Business Owner Protection Coverage

Maybe it was a brand new thousand dollar guitar, a new $750 amplifier, or a $1400 keyboard that your child was begging to get for Christmas. "I need it to use for the band to earn money for spending! The old one just isn't good enough (or "big enough", or "loud enough"; you know the drill). Or maybe it's not a musical instrument, but instead it's a bigger printer to use so your student can type papers for friends for pay. Or maybe it's a new bike to use to deliver lunches or messages. Once again, it's money for school. Your child wants to use his or her talents and skills to defray school living expenses. Who can argue with such admirable ambition and initiative?
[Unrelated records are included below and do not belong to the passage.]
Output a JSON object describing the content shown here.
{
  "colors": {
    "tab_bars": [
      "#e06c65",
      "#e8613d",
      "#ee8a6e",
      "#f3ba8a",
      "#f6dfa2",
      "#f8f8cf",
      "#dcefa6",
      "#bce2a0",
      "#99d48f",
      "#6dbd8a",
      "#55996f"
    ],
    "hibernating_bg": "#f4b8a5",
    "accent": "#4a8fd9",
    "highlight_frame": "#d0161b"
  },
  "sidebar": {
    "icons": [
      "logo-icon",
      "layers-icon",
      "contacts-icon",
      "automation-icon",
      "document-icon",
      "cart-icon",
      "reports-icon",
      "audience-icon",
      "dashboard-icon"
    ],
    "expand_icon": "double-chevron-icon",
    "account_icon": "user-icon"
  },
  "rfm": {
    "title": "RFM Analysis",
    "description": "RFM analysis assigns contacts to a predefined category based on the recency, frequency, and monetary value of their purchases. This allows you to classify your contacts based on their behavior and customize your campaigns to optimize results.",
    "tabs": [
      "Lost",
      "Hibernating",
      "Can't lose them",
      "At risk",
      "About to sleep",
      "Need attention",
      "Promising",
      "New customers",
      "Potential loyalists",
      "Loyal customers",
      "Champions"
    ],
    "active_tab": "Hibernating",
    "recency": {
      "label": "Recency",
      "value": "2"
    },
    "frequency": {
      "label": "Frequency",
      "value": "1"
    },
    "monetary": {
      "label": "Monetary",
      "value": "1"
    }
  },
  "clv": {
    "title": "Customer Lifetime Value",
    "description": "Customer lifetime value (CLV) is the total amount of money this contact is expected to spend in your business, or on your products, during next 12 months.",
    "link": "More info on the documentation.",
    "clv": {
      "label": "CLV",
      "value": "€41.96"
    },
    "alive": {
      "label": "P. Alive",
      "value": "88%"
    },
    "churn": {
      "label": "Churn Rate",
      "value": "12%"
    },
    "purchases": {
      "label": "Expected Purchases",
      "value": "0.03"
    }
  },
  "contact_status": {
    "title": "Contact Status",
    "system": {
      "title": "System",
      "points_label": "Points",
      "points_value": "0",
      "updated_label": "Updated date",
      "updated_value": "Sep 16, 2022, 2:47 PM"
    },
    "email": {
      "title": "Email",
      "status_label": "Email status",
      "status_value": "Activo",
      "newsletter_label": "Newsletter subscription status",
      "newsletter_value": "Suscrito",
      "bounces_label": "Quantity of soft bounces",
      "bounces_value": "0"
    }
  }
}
I'll tell you who can argue with that initiative: the claims examiner for your homeowners insurance or your child's renters insurance policy. That's who!
Have you heard of the insurance term "business pursuits"? If not, then you're among the majority of homeowners and renters who think that their home insurance company is going to come to the rescue in the event something you or a family member uses to make money gets damaged or stolen. Maybe you even paid extra for a "rider" to cover that guitar, keyboard, or computer with "all-risk, full-replacement value" coverage. Did you look to see if that rider mentions "business pursuits"? Look again, please.
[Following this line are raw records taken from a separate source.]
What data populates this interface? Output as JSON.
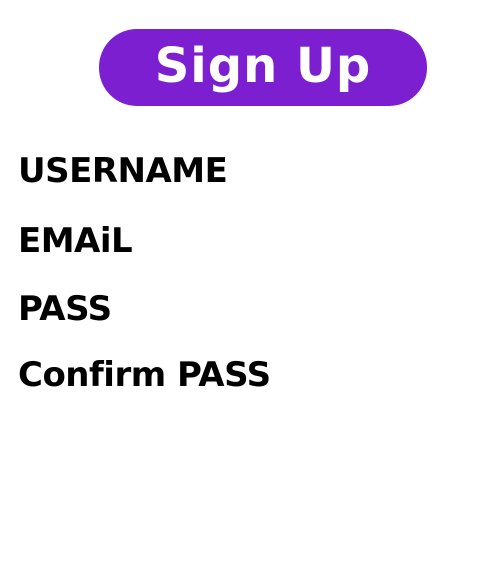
{
  "header": {
    "title": "Sign Up",
    "accent_color": "#7b1fd0"
  },
  "form": {
    "username_label": "USERNAME",
    "email_label": "EMAiL",
    "password_label": "PASS",
    "confirm_password_label": "Confirm PASS"
  }
}
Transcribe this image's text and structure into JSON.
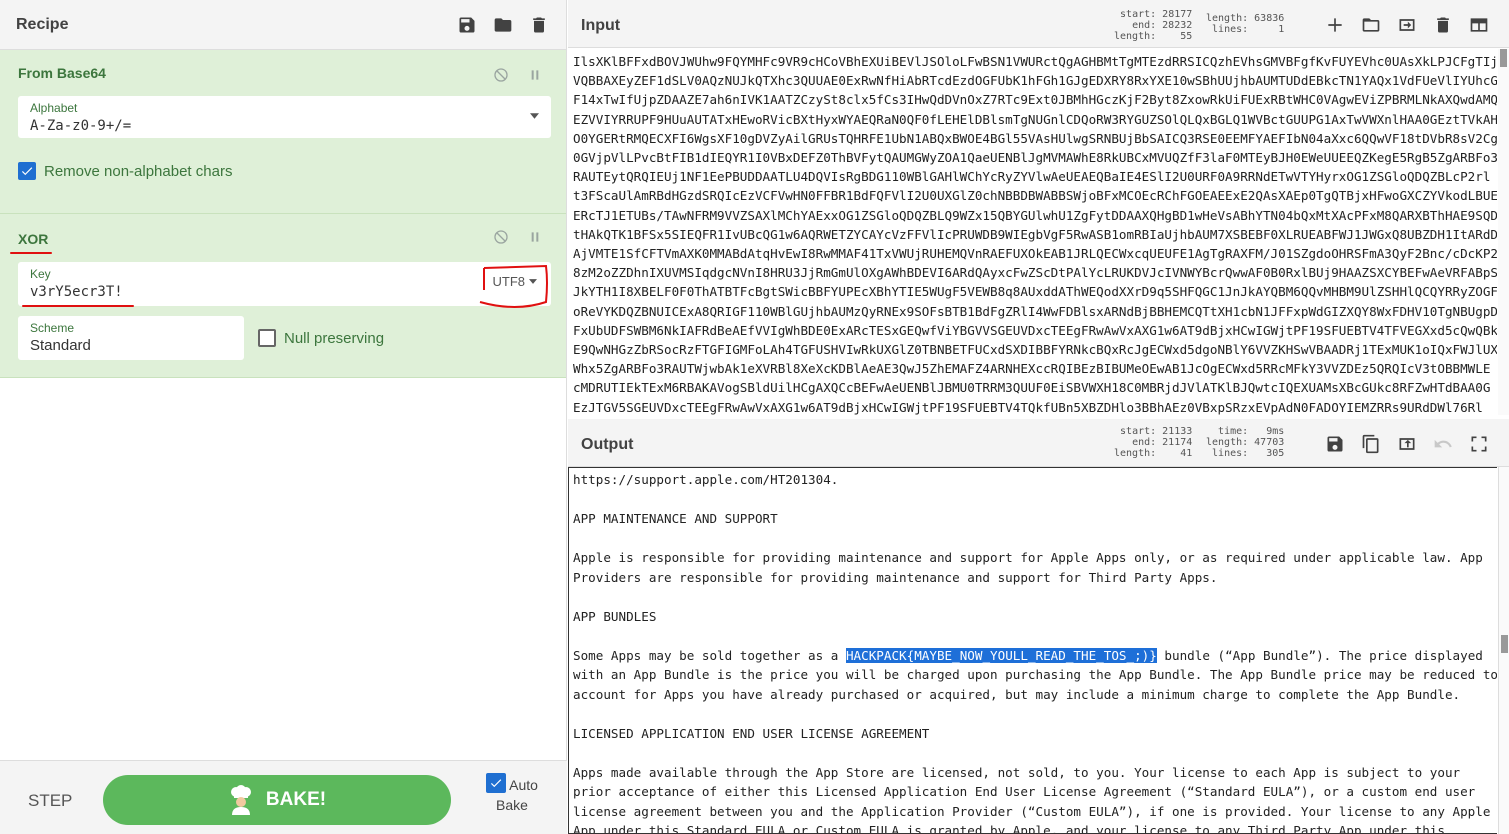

If your son, daughter or you are using musical instruments
a. regularly
b. with anticipation of earning income and they are damaged or stolen, your homeowners or renters policy probably won't cover them.

There two different home insurance models used in America:
1. ISO (Insurance Services Office, Inc.);
2. AAIS (American Association of Insurance Services).

ISO model policies limit business property located away from the premises to $500. The AAIS insurance model lowers that to $250. But those models are just that: models, more like guidelines for insurance companies to follow. Each state has its set of regulations for what homeowners and renters insurance must cover. Here in Ohio, an insurer can completely deny a claim as being part of a business pursuit if the work is "engaged in regularly" and "produce(s) income. Any income regardless of how small and even if profit was not the primary motive: i.e., someone "slips bread in your jar and says ‘Man, what are you doing here?’"

So what do self-employed business people do for insurance protection? Hopefully, they contact an independent insurance agent or broker who can provide them with a true "BOP" (Business Owners Protection policy). The BOP not only covers tools and property but most importantly includes business liability protection--- a "must" for today's lawsuit-happy climate.

But let's get back to you: the concerned parent. What can you do to protect that aspiring young entrepreneur of yours and the tools of their college trade? You don't buy car insurance to cover your boat; so why try to cover high-value articles with a policy intended to protect a house or apartment furnishings? What you should look into and hopefully purchase is a Personal Property Policy like Worth Ave. Group's "College Plus" which is a particular "inland marine"* model insurance contract that offers much broader coverage than the ISO or AAIS homeowner models. Not only can Worth Ave. Group's College Plus plan cover business pursuit items like that guitar or printer; it can insure teachers for their iPads they use in teaching regardless if they own the device or the school owns it. (Worth Ave. Group's "Educator Plus" policy for teachers, school staff and school employees.)

So this holiday season, don't worry about that expensive gift intended to launch a college job. You can insure it. And just maybe; you might have decided to look into a personal property insurance plan for that blogging gig you just started to pay for those holiday gifts!

* [Property insurance for property in transit over land, certain types of moveable property, instrumentalities of transportation (such as bridges, roads, and piers, instrumentalities of communication (such as television and radio towers), and legal liability exposures of bailees. Many inland marine coverage forms provide coverage without regard to the location of the covered property; these are sometimes called "floater" policies. As a group, inland marine coverage forms are broader than property coverage forms.]